Even after a few years of skiing lessons, I was never brave enough to venture off the bunny hills. One day, while skiing with my friends on a new hill, I felt confident. I was doing great!
Halfway down the hill, my friend turned to me and said something she never should have said:
"Loukia! I'm so proud of you! Do you realize you're going down a black diamond hill? I did't want to tell you earlier, because I didn't want to scare you."
Of course, after those words were uttered, I stopped skiing, sat down, and refused to move. I was all of a sudden scared out of my mind. What the heck was I doing skiing down a black diamond hill? I was paralyzed with fear - I simply couldn't ski anymore! I tried going down on my bum, but that didn't work really well, considering I still had my skis on. My friend's boyfriend had to ski beside me, ever so slowly, the rest of the way down, because I was so scared that I wouldn't make it down in one piece.
Living in Canada, weekend ski trips away were common among my friends and I. Once we decided to go tubing in the snow. Let's just say - it's just as scary as it sounds. Instead of going down a hill on skis, you go down in an inner tube. Many people find this winter activity fun, but not I. It was the scariest thing I'd ever done, physically.
It was out of control... the speed in which we were going down that hill, I thought we would surely die. We survived, however. I didn't go down a second time.
A few years ago, I went white water rafting with my sister and her friends. I was naive, as I didn't even think I'd get wet. I had my hair in cute braids, wore my purple bikini and cute shorts on top. I had a little fanny pack around my waist, with snacks and my cigarettes. Our instructor took one look at me, and all but laughed in my face. "I'm not going to get wet, am I?" I asked him. A few minutes later, as our boat hit the water, I realized how dumb I was. We were white water rafting at about a level 3/4 - which was totally insane. I fell out of the boat twice - yes, twice - and I tried so hard to swim back to my boat, but it was impossible, as I was stuck in a current. I was thrown a life preserver, and I managed to make it back on the boat. Completey drenched, of course. So much for my peanut butter sandwich. And my cigarettes.
Later, we took a break, and had a chance to swim in calmer water. It was my first time swimming in a river, and it was pretty cool. Still, it didn't compare to the ocean. I kept thinking of the scene in Stand By Me, where the boys went swimming and then came out covered in leeches. I was conviced that would happen to me, too.

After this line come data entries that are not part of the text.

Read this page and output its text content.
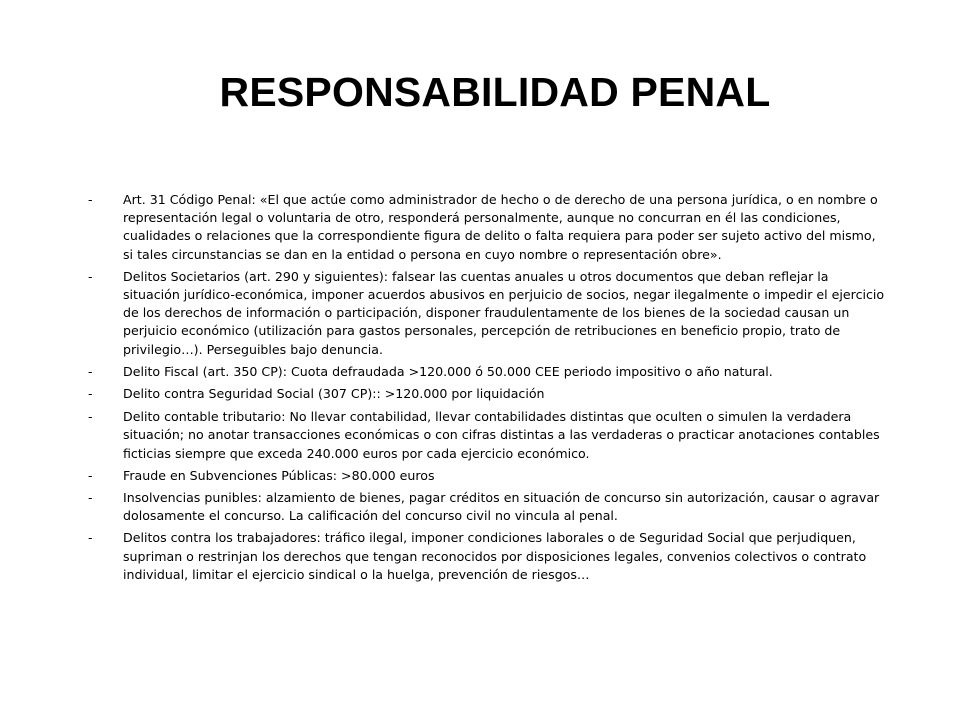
RESPONSABILIDAD PENAL
-	Art. 31 Código Penal: «El que actúe como administrador de hecho o de derecho de una persona jurídica, o en nombre o representación legal o voluntaria de otro, responderá personalmente, aunque no concurran en él las condiciones, cualidades o relaciones que la correspondiente figura de delito o falta requiera para poder ser sujeto activo del mismo, si tales circunstancias se dan en la entidad o persona en cuyo nombre o representación obre».
-	Delitos Societarios (art. 290 y siguientes): falsear las cuentas anuales u otros documentos que deban reflejar la situación jurídico-económica, imponer acuerdos abusivos en perjuicio de socios, negar ilegalmente o impedir el ejercicio de los derechos de información o participación, disponer fraudulentamente de los bienes de la sociedad causan un perjuicio económico (utilización para gastos personales, percepción de retribuciones en beneficio propio, trato de privilegio…). Perseguibles bajo denuncia.
-	Delito Fiscal (art. 350 CP): Cuota defraudada >120.000 ó 50.000 CEE periodo impositivo o año natural.
-	Delito contra Seguridad Social (307 CP):: >120.000 por liquidación
-	Delito contable tributario: No llevar contabilidad, llevar contabilidades distintas que oculten o simulen la verdadera situación; no anotar transacciones económicas o con cifras distintas a las verdaderas o practicar anotaciones contables ficticias siempre que exceda 240.000 euros por cada ejercicio económico.
-	Fraude en Subvenciones Públicas: >80.000 euros
-	Insolvencias punibles: alzamiento de bienes, pagar créditos en situación de concurso sin autorización, causar o agravar dolosamente el concurso. La calificación del concurso civil no vincula al penal.
-	Delitos contra los trabajadores: tráfico ilegal, imponer condiciones laborales o de Seguridad Social que perjudiquen, supriman o restrinjan los derechos que tengan reconocidos por disposiciones legales, convenios colectivos o contrato individual, limitar el ejercicio sindical o la huelga, prevención de riesgos…
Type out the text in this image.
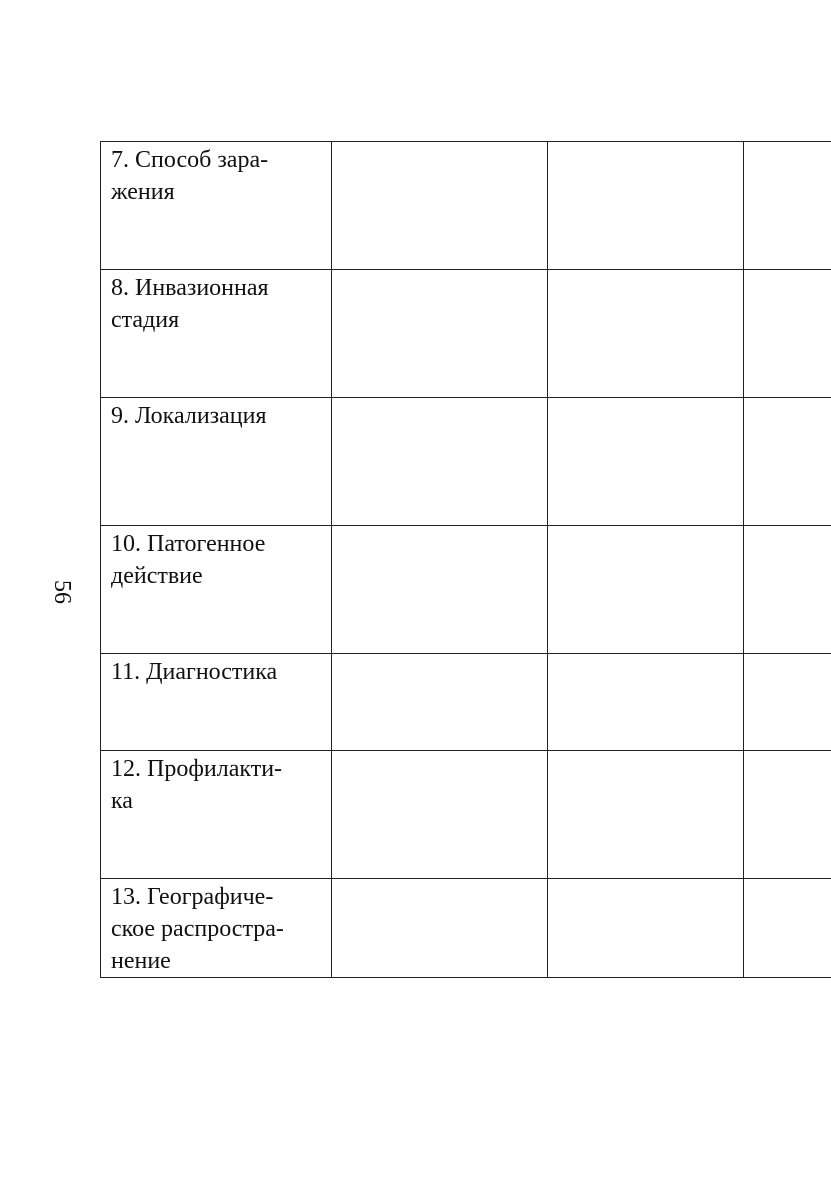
56
7. Способ зара-
жения			

8. Инвазионная
стадия			

9. Локализация			

10. Патогенное
действие			

11. Диагностика			

12. Профилакти-
ка			

13. Географиче-
ское распростра-
нение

Afterwards, we had a little party with all the other rafters, and 'awards' were given out to people. I received the award for most entertaining rafter. Something to be proud of... or ashamed?
As you can see, I'm not really a big risk taker. My first night in L.A., I was too scared to walk down Sunset Boulevard, thinking I'd get shot. I survived, though, and I survived having a stranger play with my hair on the subway in New York City at 5 a.m, even though it was one of the scariest experiences ever for me.
However, no matter what scary thing I've experienced, or tried, or have lived through - nothing, nothing is as scary as being a mom.
My children went to bed at 5:45 tonight, on our drive home. As any mom knows, a bedtime that early is very scary... very scary indeed. It's going to be 'one of those nights'. One of those nights where as soon I fall asleep at midnight, one - or both - of my children will wake up. And they'll want to go downstairs. Or play. Or something dreadful like that. At a time when all I will want to be doing is sleeping.
Oh, the nights of a mother! Sometimes, there is nothing more scary than the night itself.
Nights when the children wake up, crying from a bad dream, nights when you have to clean up vomit and change the sheets, your child, and yourself, in record time, nights when you can't sleep because you're worrying about your children - now that is scary, on a whole other level.
I've been a mom for over 4 years so far - and I feel fairly confident that I can ski down any black diamond hill now. Because really, the skills it takes to ski is nothing compared to the skills it takes to be a mom!